Thursday, April 25, 2013

Gimme Some Lip!

The Eggi-Juan Kenobi doesn't try, it just does
I have had the week off and with such nice weather I have put a lot of time in on the water. I have been out after pike, bowfin, trout, perch and suckers. Things are still a bit slow around here but that is going to be changing very quickly! More time on the water to come! At least the next 4 days... and then as much time as I can find after that!

So one of my rites of spring is to hit the annual sucker run. I love suckers. They get big, put up a great fight, are willing to take a fly and they are a native fish. I am all about the natives. I went to a local stream most known for its steelhead run (might I point out that steelhead are a non-native species in Vermont- all of eastern North America for that matter). 

I walked the water before putting on my waders. The place was fairly trashed. It had been worked over a whole lot and there were a number of people drowning worms, as is the case in most places where anadramous fish are stocked around here. I knew that the game was afoot when I looked at the tail of a pool and saw a portly brown fish hugging the bottom. My next thought was "I'm gonna git you sucka!"
First sucker of the year!

After gearing up I headed down to the river. I have to say that I take great glee in using a fantastic trout rod, the Orvis Helios Ion 7'9" 5 weight, to chase suckers with. I love this rod and it fishes very well. It really warms my heart that there are some trout snobs out there who would look at me with shock and horror to see me using that rod to catch Mr. White. 
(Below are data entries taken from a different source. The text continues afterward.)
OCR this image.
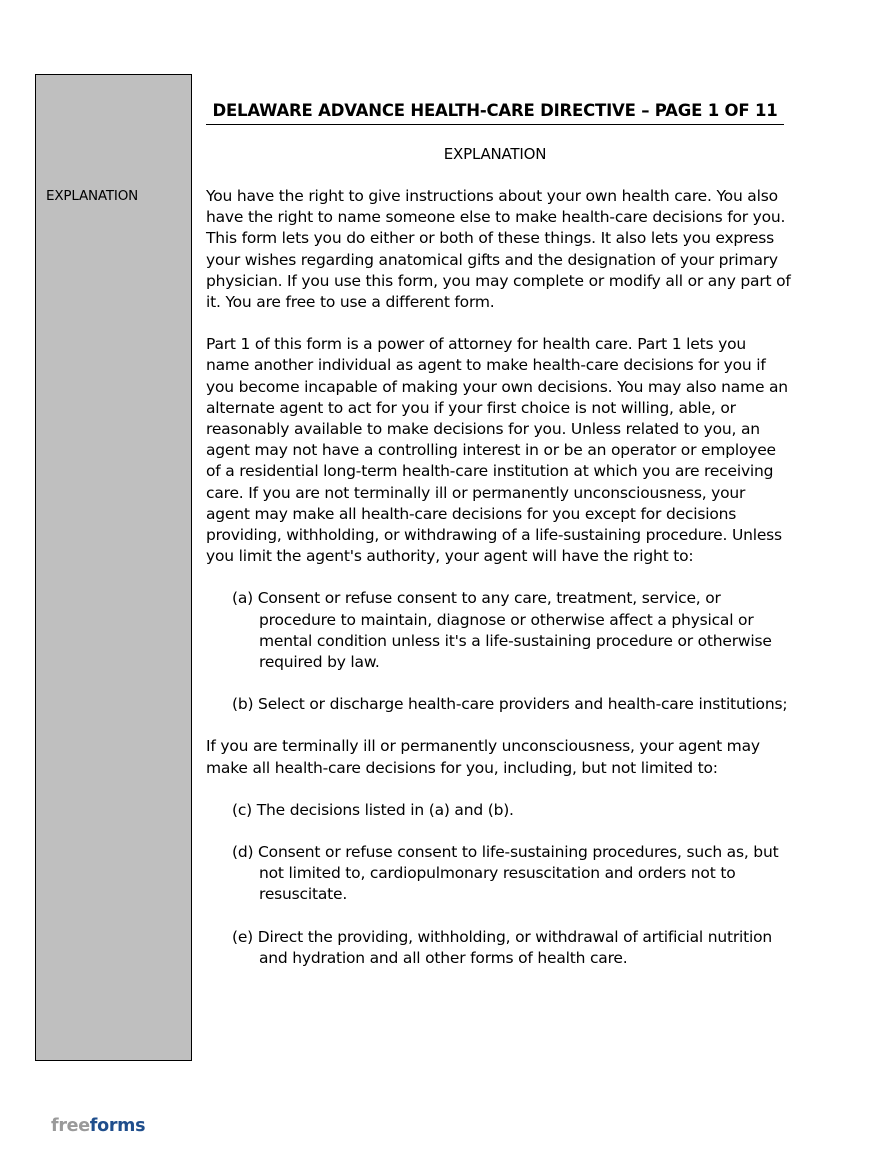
EXPLANATION
DELAWARE ADVANCE HEALTH-CARE DIRECTIVE – PAGE 1 OF 11
EXPLANATION

You have the right to give instructions about your own health care. You also have the right to name someone else to make health-care decisions for you. This form lets you do either or both of these things. It also lets you express your wishes regarding anatomical gifts and the designation of your primary physician. If you use this form, you may complete or modify all or any part of it. You are free to use a different form.

Part 1 of this form is a power of attorney for health care. Part 1 lets you name another individual as agent to make health-care decisions for you if you become incapable of making your own decisions. You may also name an alternate agent to act for you if your first choice is not willing, able, or reasonably available to make decisions for you. Unless related to you, an agent may not have a controlling interest in or be an operator or employee of a residential long-term health-care institution at which you are receiving care. If you are not terminally ill or permanently unconsciousness, your agent may make all health-care decisions for you except for decisions providing, withholding, or withdrawing of a life-sustaining procedure. Unless you limit the agent's authority, your agent will have the right to:

(a) Consent or refuse consent to any care, treatment, service, or procedure to maintain, diagnose or otherwise affect a physical or mental condition unless it's a life-sustaining procedure or otherwise required by law.
(b) Select or discharge health-care providers and health-care institutions;

If you are terminally ill or permanently unconsciousness, your agent may make all health-care decisions for you, including, but not limited to:

(c) The decisions listed in (a) and (b).
(d) Consent or refuse consent to life-sustaining procedures, such as, but not limited to, cardiopulmonary resuscitation and orders not to resuscitate.
(e) Direct the providing, withholding, or withdrawal of artificial nutrition and hydration and all other forms of health care.
freeforms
I found a pool where they were stacked up. It was rather humorous because they were stacked up underneath about 30 or so stocked juvenile steelhead. I went to my go to sucker fly- the Eggi-Juan Kenobi (thank you Dave Hise!). It works like a charm and within 5 minutes of getting the right weight so that the fly was right on the bottom, I was into my first fish- a respectable 20" buck sucker (should that be bucker?).

I ended up catching 3 before calling it quits. I could have stayed and fished more but the numbers of fish weren't there and I felt like heading home and enjoying the rest of the gorgeous day we were having. 

23 inches of Catastomus commersonii- a true pleasure this time of year! (and my first Master Class fish of 2013)
So this spring when you are out fishing and see a pod of suckers don't be afraid to give them a cast. They will put a nice bend in your rod and a smile on your face if you let them. Remember that they are native fish (and the trout that you are fishing for likely are not) and to treat them with respect. Don't behead them and toss them on the bank like so many of the rednecks on that little steelhead sucker stream do.

Obligatory dropped fish self timer pic...


  1. There's a tailrace in TN where people are starting to target the sucker spawn. Many people are confused seeing people spend so much time chasing suckers when there are 20+ inch browns all over.

  2. i agree, i was raised fishing the sucker and fallfish runs because they are easy to target and fun to catch. in doing this my father created a fish lover and a soon to be fisheries biologist. the thought of the sucker run is what gets me through the winter!